Intellectualism doesn't have to come with headassery.

“Black like this, but not like that”

“Either they don’t know, don’t show, or don’t care about what’s going on in the hood.” – Doughboy, Boyz in the Hood Sexxy Red has got to be one of the most polarizing artists that I’ve seen in a very long time. The self-crowned “Hood Hottest Princess” has been causing tons of controversy due to…

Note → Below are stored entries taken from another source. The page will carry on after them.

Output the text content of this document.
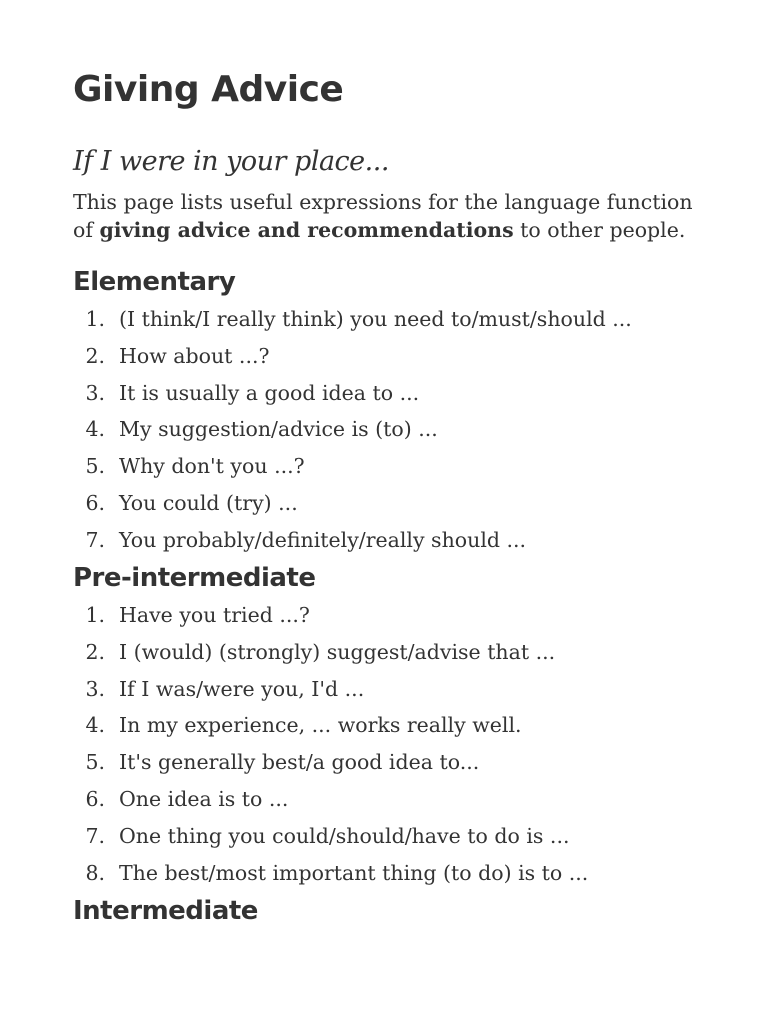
Giving Advice
If I were in your place...

This page lists useful expressions for the language function of giving advice and recommendations to other people.

Elementary
1. (I think/I really think) you need to/must/should ...
2. How about ...?
3. It is usually a good idea to ...
4. My suggestion/advice is (to) ...
5. Why don't you ...?
6. You could (try) ...
7. You probably/definitely/really should ...
Pre-intermediate
1. Have you tried ...?
2. I (would) (strongly) suggest/advise that ...
3. If I was/were you, I'd ...
4. In my experience, ... works really well.
5. It's generally best/a good idea to...
6. One idea is to ...
7. One thing you could/should/have to do is ...
8. The best/most important thing (to do) is to ...
Intermediate
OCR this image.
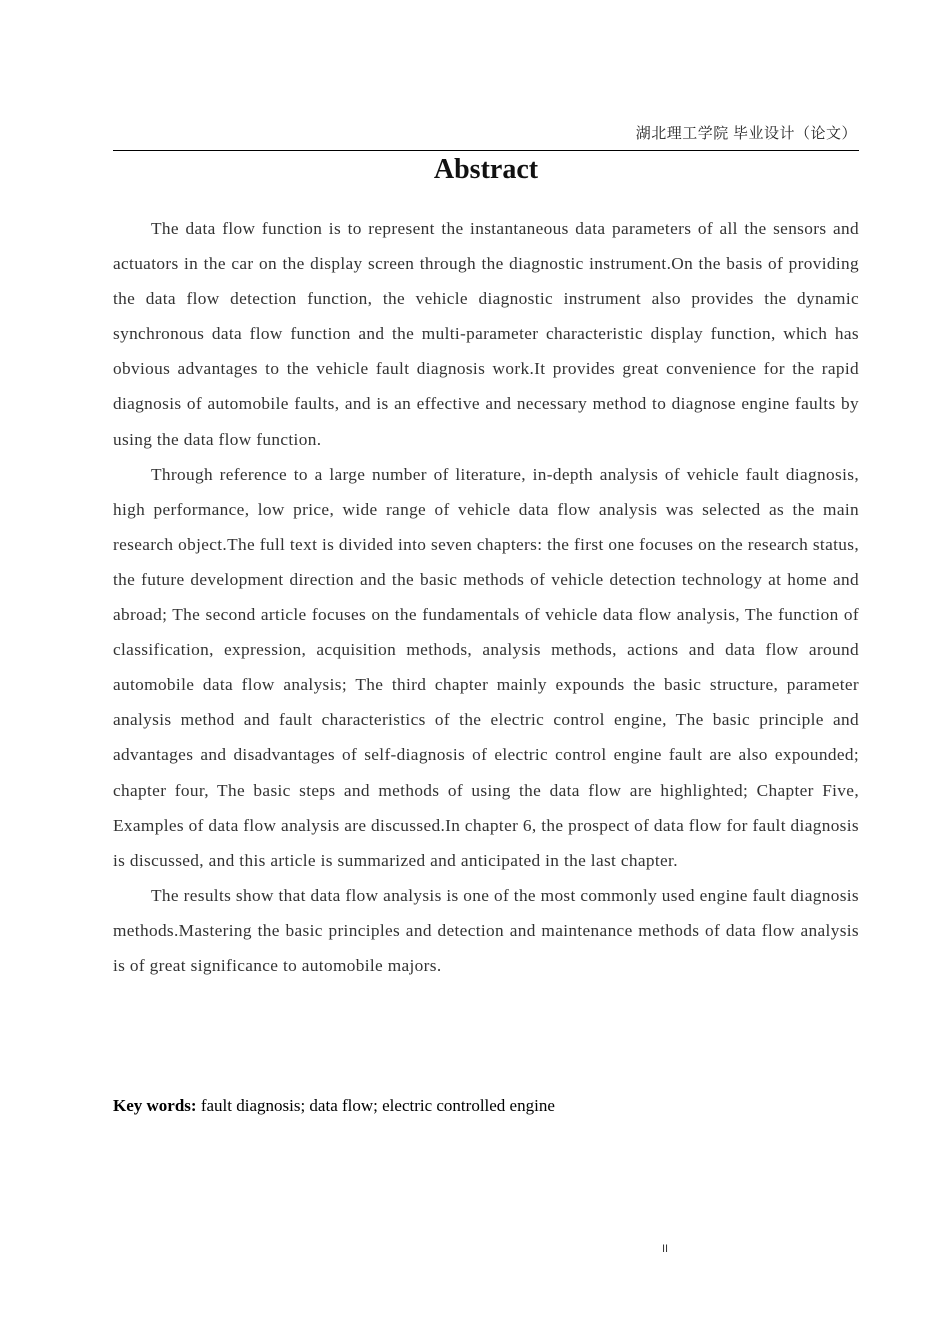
湖北理工学院 毕业设计（论文）
Abstract

The data flow function is to represent the instantaneous data parameters of all the sensors and actuators in the car on the display screen through the diagnostic instrument.On the basis of providing the data flow detection function, the vehicle diagnostic instrument also provides the dynamic synchronous data flow function and the multi-parameter characteristic display function, which has obvious advantages to the vehicle fault diagnosis work.It provides great convenience for the rapid diagnosis of automobile faults, and is an effective and necessary method to diagnose engine faults by using the data flow function.

Through reference to a large number of literature, in-depth analysis of vehicle fault diagnosis, high performance, low price, wide range of vehicle data flow analysis was selected as the main research object.The full text is divided into seven chapters: the first one focuses on the research status, the future development direction and the basic methods of vehicle detection technology at home and abroad; The second article focuses on the fundamentals of vehicle data flow analysis, The function of classification, expression, acquisition methods, analysis methods, actions and data flow around automobile data flow analysis; The third chapter mainly expounds the basic structure, parameter analysis method and fault characteristics of the electric control engine, The basic principle and advantages and disadvantages of self-diagnosis of electric control engine fault are also expounded; chapter four, The basic steps and methods of using the data flow are highlighted; Chapter Five, Examples of data flow analysis are discussed.In chapter 6, the prospect of data flow for fault diagnosis is discussed, and this article is summarized and anticipated in the last chapter.

The results show that data flow analysis is one of the most commonly used engine fault diagnosis methods.Mastering the basic principles and detection and maintenance methods of data flow analysis is of great significance to automobile majors.

Key words: fault diagnosis; data flow; electric controlled engine
II
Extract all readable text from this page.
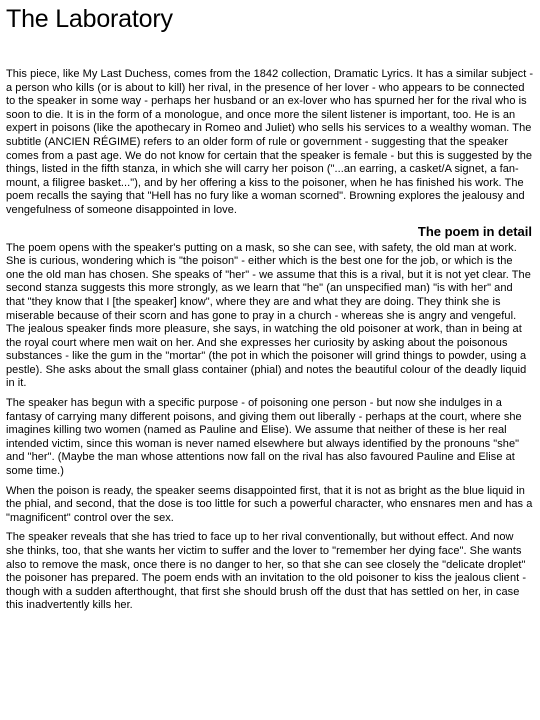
The Laboratory

This piece, like My Last Duchess, comes from the 1842 collection, Dramatic Lyrics. It has a similar subject - a person who kills (or is about to kill) her rival, in the presence of her lover - who appears to be connected to the speaker in some way - perhaps her husband or an ex-lover who has spurned her for the rival who is soon to die. It is in the form of a monologue, and once more the silent listener is important, too. He is an expert in poisons (like the apothecary in Romeo and Juliet) who sells his services to a wealthy woman. The subtitle (ANCIEN RÉGIME) refers to an older form of rule or government - suggesting that the speaker comes from a past age. We do not know for certain that the speaker is female - but this is suggested by the things, listed in the fifth stanza, in which she will carry her poison ("...an earring, a casket/A signet, a fan-mount, a filigree basket..."), and by her offering a kiss to the poisoner, when he has finished his work. The poem recalls the saying that "Hell has no fury like a woman scorned". Browning explores the jealousy and vengefulness of someone disappointed in love.

The poem in detail

The poem opens with the speaker's putting on a mask, so she can see, with safety, the old man at work. She is curious, wondering which is "the poison" - either which is the best one for the job, or which is the one the old man has chosen. She speaks of "her" - we assume that this is a rival, but it is not yet clear. The second stanza suggests this more strongly, as we learn that "he" (an unspecified man) "is with her" and that "they know that I [the speaker] know", where they are and what they are doing. They think she is miserable because of their scorn and has gone to pray in a church - whereas she is angry and vengeful. The jealous speaker finds more pleasure, she says, in watching the old poisoner at work, than in being at the royal court where men wait on her. And she expresses her curiosity by asking about the poisonous substances - like the gum in the "mortar" (the pot in which the poisoner will grind things to powder, using a pestle). She asks about the small glass container (phial) and notes the beautiful colour of the deadly liquid in it.

The speaker has begun with a specific purpose - of poisoning one person - but now she indulges in a fantasy of carrying many different poisons, and giving them out liberally - perhaps at the court, where she imagines killing two women (named as Pauline and Elise). We assume that neither of these is her real intended victim, since this woman is never named elsewhere but always identified by the pronouns "she" and "her". (Maybe the man whose attentions now fall on the rival has also favoured Pauline and Elise at some time.)

When the poison is ready, the speaker seems disappointed first, that it is not as bright as the blue liquid in the phial, and second, that the dose is too little for such a powerful character, who ensnares men and has a "magnificent" control over the sex.

The speaker reveals that she has tried to face up to her rival conventionally, but without effect. And now she thinks, too, that she wants her victim to suffer and the lover to "remember her dying face". She wants also to remove the mask, once there is no danger to her, so that she can see closely the "delicate droplet" the poisoner has prepared. The poem ends with an invitation to the old poisoner to kiss the jealous client - though with a sudden afterthought, that first she should brush off the dust that has settled on her, in case this inadvertently kills her.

“Either they don’t know, don’t show, or don’t care about what’s going on in the hood.” – Doughboy, Boyz in the Hood

Sexxy Red has got to be one of the most polarizing artists that I’ve seen in a very long time. The self-crowned “Hood Hottest Princess” has been causing tons of controversy due to her overtly sexual lyrics, her unapologetic vocabulary, her raunchy gestures and her open and unabashed pride of the hood that has embraced her. However, I noticed something very peculiar. As she has grown in popularity, I’ve seen so much virtue signaling, think pieces, and continued complaints about her antics and how are so unbecoming of women. All the while, those same folks levying those critiques are the same ones shaking their asses, dancing and bobbing their heads in the club to her music. She is a symbol of something that isn’t brought up often in the black community that I will highlight here: the cultural appropriation of black people from the hood by black people from the suburbs/county.

I know what you’re thinking, “wtf are you talking about? Black people can’t culturally appropriate from our own culture. That makes 0 sense. You must be an agent or enjoy butter biscuits for massa”. To all of that I say, “shut yo ass up and listen with your simple minded, hardheaded ass.” This didn’t start with Big Sexxy. We have seen this enacted time and time again with gang culture as it became more mainstream. With trap culture as it became more mainstream. You have folks using terms like “on 4 nem”, “slide”, “plug”, and many, many others while ignoring the very real circumstances, and potential consequences, that came with the lingo. You had folks wanting to dress like Jeezy, to speak like T.I, to feel powerful like 50, to be a kingpin like Jay, to be from the gutter like Gucci, from the comfort of their plush suburban household tucked far away from the warzones that this music was borne from. As the music became more and more popular, a peculiar thing started happening. These same folks started to not only steal the lingo, the fashion and aesthetic of people from the hood, they also began to manufacture a cognitive dissonance between black people from the hood and themselves. They began to “other” their own people. You started hearing, “well, I’m not like those black people from the hood that have no home training. I have some sense”. Hell, some of y’all started spewing that same bootstrap/do better/respectability rhetoric to them, which is insane because you know the “why” behind their circumstances. You started treating them like they were somehow lesser than you and Sexxy Red is the latest example of this elitist attitude rearing its ugly head.

The questions that I have are simple:

Why can’t folks from the hood celebrate the mainstream success of one of their own?

Why do they not deserve an example of who they are and where they come from showcased?

Why is your image of blackness the only acceptable image of blackness, even when those who don’t come where you come from can’t see themselves in that image?

Why do you feel entitled to appropriate a culture that you have never experienced, from a sect of black people that you reject, just to ridicule them for their circumstances or behaviors when you know the “why”?

These people are just as smart and capable as you, but circumstances and environment have stifled their outcomes. They are also aware that a lot of you feel that you’re better than them. That’s why you come into conflict with them because due to their honed street smarts, they can quickly pick up on fakeness in the midst and if someone is playing in their faces. It’s not that hood people don’t like you. It’s that they peeped game and rejected your inauthenticity at the door.

Look, I understand that imagery is important, and you don’t want the image of blackness to be looked down upon. You want our collective perception to be changed and shifted. However, this ideal shouldn’t come at the expense of one of our own no matter their origin. Also, I don’t know if you thought of this but…motherfuckers are racist. It wouldn’t matter if we had the image of a black family all in suits and Victorian dresses being knighted by the queen and canonized by the pope, they look at all of us as one big nigga. Ask yourself, “who are you trying to appeal to?”, “why are you trying to appeal to them?”, “are they people that you should be appealing to?”.

In the meantime, get over yourself. Any revolution that you think is required for our collective liberation WILL NEED THOSE SAME FOLKS TO PARTICIPATE! So, don’t shun your people. Either embrace our collective differences and bridge that gap so we can be a more unified community or shut the fuck up and mind your fucking business.

You ain’t gotta like it, but the hood gon love it.